Academic faculty are different. They live in a specific sphere of study for most of their career, focusing and obsessing to ensure that they produce relevant and (most importantly) publishable research to meet their employer's expectations. So, it is not really a surprise when a professor obsessively pursues a cause that seems irrelevant to the rest of us.
Let's make this clear: Professor Paul C. Rosier's obsessive campaign against using "Holy War" to refer to the Villanova/St. Joseph's (PA) rivalry is irrelevant.
In fact, had the Philadelphia Inquirer not given the History Department Chair some ink this morning, we likely would have continued to ignore it. The news is hungry for a story, however, so out with the Holy War and in with Rosier's crusade. Perhaps a 'crusade' is too strong a word for what the University of Rochester Ph.D. is on to, in fact, by his own words, this isn't the most pressing issue.
"I'm sure there are bigger issues," Rosier told the Inquirer. "Certainly Villanova is tackling bigger issues."
Nonetheless, this little issue is one that burns the academic when he sees it. To us, it is a name that describes an intense rivalry between two religious Universities, to Rosier, it is connected to rape and poverty.
"But war and poverty and abuse of women are all tied to violence, and the way violence can become acceptable in language - when it is normalized, and young fans hear it so casually, I think it sends the wrong message."
He's Igniting Change, but is this change heading in the right direction? Is his argument even on-point?
The issue with Rosier's argument about the use of the term "War," is that the message he believes is being transmitted, likely isn't the one that an overwhelming majority of fans will receive. Is poverty and abuse of women the imagery that first pops into your mind when hearing that term? My guess is that it isn't.
Maybe the problem there, is that the term "war" and war-related terms have been normalized for centuries in human society. Someone campaigning for political change is a "crusader." When the government works to eradicate drug use, it is a "War on Drugs." A game between teams perceived to be closely-matched is a "battle," while a blow-out is a "slaughter."
Try to think of a term for a blow-out that doesn't have some sort of violent origin.
Yet, sports are a pathway to peace. These "battles" on court or a playing field have been utilized for that purpose famously by the Olympics and for those who saw 'Invictus,' by Nelson Mandela (may he rest in peace), as he campaigned to unite and connect South Africa after Apartheid.
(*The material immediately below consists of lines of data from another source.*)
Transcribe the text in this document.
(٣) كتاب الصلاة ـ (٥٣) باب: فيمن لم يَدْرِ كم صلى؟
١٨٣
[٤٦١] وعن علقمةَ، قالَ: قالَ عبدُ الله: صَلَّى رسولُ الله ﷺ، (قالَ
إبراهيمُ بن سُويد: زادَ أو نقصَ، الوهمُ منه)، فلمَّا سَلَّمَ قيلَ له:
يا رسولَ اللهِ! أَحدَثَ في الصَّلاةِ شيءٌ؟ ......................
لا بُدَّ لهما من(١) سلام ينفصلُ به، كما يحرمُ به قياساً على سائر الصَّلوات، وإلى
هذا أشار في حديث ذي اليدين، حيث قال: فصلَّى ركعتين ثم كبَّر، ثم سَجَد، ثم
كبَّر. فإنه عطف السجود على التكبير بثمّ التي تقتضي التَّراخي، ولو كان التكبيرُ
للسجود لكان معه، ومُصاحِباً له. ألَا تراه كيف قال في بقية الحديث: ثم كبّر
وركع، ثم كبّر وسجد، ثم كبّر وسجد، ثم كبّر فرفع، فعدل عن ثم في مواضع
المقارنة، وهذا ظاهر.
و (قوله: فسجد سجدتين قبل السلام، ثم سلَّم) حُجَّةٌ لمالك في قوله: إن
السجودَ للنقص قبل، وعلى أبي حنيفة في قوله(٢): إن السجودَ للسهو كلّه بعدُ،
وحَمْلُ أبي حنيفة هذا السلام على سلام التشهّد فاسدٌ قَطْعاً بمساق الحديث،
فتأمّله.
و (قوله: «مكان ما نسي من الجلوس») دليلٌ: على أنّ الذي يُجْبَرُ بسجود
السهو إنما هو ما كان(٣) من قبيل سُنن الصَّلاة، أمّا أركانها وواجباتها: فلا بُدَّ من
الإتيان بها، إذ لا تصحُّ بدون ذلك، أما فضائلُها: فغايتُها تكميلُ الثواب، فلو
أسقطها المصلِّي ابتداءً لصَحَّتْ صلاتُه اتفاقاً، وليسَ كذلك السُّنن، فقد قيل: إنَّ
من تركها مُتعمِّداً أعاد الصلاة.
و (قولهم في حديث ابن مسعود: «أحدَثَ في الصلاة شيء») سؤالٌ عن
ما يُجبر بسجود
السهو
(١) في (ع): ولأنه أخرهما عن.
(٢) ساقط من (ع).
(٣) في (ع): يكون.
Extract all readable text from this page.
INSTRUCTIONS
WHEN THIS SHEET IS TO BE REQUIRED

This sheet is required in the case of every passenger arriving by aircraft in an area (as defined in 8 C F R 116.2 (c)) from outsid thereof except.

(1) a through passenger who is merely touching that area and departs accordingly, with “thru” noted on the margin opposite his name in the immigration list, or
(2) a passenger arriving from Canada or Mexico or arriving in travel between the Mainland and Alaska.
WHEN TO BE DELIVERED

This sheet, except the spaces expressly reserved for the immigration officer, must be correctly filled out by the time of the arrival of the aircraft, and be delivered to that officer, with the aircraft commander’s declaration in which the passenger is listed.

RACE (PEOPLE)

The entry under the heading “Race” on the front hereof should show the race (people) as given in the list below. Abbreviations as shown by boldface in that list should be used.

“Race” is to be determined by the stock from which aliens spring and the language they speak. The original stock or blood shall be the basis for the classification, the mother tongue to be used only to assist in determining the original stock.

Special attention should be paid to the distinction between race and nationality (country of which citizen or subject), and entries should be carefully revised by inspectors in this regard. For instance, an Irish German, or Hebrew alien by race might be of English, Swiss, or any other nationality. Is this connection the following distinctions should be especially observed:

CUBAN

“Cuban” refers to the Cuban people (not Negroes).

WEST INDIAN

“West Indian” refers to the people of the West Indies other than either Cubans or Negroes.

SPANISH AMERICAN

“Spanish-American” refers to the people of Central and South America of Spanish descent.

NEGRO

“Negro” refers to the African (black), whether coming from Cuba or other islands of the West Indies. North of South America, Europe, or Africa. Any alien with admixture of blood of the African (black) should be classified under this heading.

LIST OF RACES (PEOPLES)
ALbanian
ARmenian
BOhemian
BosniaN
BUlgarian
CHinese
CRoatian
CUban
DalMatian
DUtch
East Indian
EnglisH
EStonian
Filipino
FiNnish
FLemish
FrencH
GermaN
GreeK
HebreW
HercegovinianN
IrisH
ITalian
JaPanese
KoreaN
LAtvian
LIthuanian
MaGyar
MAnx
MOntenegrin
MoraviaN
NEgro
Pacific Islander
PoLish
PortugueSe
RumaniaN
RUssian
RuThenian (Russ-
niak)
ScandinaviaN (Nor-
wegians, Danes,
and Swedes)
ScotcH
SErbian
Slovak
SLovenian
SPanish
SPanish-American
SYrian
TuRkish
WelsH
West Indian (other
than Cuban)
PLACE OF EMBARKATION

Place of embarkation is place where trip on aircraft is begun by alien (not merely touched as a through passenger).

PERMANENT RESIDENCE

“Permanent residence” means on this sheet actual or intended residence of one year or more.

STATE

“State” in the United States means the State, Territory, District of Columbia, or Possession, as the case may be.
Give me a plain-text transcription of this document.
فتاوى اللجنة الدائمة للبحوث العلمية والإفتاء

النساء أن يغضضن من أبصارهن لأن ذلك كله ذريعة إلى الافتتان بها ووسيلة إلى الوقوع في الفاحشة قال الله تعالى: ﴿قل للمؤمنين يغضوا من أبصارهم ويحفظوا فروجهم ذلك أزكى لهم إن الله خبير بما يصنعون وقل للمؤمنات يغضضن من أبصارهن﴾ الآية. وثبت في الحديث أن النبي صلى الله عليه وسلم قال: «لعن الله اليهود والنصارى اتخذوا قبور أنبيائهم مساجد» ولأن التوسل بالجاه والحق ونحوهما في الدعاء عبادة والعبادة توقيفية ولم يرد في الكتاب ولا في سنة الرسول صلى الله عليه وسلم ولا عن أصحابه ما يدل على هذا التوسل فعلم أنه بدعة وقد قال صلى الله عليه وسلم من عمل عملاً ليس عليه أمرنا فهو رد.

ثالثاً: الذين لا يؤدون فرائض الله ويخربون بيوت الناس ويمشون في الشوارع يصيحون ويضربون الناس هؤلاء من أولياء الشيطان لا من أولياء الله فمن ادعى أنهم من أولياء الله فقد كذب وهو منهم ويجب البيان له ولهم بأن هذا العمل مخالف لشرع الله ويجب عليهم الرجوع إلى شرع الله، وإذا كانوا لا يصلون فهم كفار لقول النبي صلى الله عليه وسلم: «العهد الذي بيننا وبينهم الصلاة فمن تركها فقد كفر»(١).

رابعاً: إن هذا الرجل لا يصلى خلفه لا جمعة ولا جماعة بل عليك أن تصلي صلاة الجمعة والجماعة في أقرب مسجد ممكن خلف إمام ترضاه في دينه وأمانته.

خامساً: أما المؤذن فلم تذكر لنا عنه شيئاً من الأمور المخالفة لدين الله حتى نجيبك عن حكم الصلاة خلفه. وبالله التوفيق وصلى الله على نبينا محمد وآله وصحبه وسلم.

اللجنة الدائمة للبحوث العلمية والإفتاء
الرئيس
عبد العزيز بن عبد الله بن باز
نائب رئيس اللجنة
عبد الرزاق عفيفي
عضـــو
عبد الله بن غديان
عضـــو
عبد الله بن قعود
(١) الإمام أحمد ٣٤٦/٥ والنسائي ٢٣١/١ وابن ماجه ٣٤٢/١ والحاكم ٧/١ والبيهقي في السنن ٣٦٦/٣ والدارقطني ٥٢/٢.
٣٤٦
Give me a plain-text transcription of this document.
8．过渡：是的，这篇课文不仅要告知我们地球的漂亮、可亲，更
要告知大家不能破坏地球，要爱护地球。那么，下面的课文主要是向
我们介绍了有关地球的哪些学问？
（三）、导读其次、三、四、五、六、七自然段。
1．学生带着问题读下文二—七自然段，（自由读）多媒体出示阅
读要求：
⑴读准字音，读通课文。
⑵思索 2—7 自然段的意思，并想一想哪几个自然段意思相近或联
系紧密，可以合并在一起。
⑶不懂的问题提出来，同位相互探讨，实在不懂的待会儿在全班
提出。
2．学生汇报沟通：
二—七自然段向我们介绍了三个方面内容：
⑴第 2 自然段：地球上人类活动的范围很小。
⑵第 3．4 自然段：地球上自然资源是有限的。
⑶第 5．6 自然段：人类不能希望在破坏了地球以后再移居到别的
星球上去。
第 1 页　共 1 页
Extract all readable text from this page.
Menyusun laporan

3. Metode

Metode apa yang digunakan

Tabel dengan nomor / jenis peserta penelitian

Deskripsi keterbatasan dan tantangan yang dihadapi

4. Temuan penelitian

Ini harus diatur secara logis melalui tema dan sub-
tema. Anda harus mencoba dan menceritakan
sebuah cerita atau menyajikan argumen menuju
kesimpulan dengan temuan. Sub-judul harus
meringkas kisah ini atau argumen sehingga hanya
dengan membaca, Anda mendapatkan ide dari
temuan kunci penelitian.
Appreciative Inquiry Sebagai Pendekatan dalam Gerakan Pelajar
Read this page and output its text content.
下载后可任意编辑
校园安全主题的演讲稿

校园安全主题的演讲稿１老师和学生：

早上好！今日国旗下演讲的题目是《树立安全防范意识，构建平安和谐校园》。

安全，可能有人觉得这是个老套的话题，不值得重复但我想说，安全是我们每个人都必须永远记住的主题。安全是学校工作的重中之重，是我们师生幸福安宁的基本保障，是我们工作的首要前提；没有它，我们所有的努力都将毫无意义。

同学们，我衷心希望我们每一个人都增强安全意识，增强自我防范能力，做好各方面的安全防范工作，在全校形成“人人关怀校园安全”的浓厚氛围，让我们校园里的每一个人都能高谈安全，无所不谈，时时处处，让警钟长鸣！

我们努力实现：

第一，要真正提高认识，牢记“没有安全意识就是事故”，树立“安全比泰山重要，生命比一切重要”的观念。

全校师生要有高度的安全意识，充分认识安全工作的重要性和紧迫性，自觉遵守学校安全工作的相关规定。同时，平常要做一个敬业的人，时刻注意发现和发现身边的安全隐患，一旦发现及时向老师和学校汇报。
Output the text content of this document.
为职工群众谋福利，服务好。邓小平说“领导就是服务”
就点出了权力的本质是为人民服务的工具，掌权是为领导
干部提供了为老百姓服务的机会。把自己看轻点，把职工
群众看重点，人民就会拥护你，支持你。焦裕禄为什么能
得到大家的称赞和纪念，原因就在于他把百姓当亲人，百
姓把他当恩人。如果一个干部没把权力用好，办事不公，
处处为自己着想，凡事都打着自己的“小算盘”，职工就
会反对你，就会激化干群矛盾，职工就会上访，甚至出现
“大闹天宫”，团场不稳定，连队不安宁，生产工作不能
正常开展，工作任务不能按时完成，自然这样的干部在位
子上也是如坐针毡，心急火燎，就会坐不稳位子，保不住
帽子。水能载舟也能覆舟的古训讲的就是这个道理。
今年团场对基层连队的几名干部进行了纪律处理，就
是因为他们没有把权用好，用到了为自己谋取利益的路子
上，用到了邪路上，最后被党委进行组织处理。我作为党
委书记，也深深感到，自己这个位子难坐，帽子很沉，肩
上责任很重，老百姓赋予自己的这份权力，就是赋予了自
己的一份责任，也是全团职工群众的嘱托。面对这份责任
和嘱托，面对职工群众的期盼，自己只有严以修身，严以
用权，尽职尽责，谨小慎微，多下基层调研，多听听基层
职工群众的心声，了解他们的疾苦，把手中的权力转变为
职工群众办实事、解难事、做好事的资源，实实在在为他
Despite the violent language attached to sports, the message they can deliver is one of peace.
Not all wars lead to poverty. In fact, the American Revolution was quite successful in avoiding that. War, even a devastating nuclear blast, did not drive Japan into poverty either (they have the third-highest GDP), and women are not abused any more there than in Nebraska. The connection of war to poverty and abuse of women is largely a product of wars being more common in nations that are impoverished and that have traditions of abuse to women (by western standards).
As I was taught long ago at a fine university in the Philadelphia suburbs, post hoc ergo propter hoc, correlation does not imply causation.
With a focus on Native American history, sporting traditions have played a part in Rosier's work, writing about the use of "Redskins" for a team name and the "tomahawk chop" traditions at FSU and elsewhere. While those traditions may be demeaning or derogatory toward an ethic group, who does the term "Holy War" demean? The Knights Templar?
Rosier first requested that media drop use of the term "Holy War" about four years ago, according to the article. He mostly succeeded at the time, but the success was short-lived. The article reports that among Rosier's supporters are Villanova coach Jay Wright and St. Joe's athletic director Don DiJulia.
DiJulia, ironically, compared the game to the annual Army-Navy rivalry game, that features two academies that prepare their graduates to lead troops into war. The pageantry of that game includes student bodies dressed in military uniforms, troops marching in formation into the stadium, flyovers by military aircraft and other displays of military might.
Apparently the bookstores at both universities are also on-board, having told the professor that they would cease selling "Holy War"-branded t-shirts that caused him offense. They agreed to a design and name competition for next season.
Most-likely few at Villanova will participate.
When the professor asked his class what they thought about the rivalry, few had much to offer. The 'Holy War' has become a "St. Joe's thing," he reported. If there is a reasonable argument to change the rivalry's name, perhaps that is it -- a one-sided rivalry is hardly worthy of a name that implies such a level of intensity.
"There's not a fun element to a holy war and religious violence," Rosier said.
There isn't a fun element to any war, of course, but there is a certain element of romance and intrigue. Blame Ernest Hemmingway for adding that to our culture, but it is there, even in pain and loss, there is a certain valor that humanity ascribes to victory and service to one's country that translates easily to from a soldier representing the colors of his nation to an athlete representing the colors of alma mater.
The Holy War is what it is. It is two similar schools putting their best on the court for the alumni and students they represent; it is everything that is right about college sports.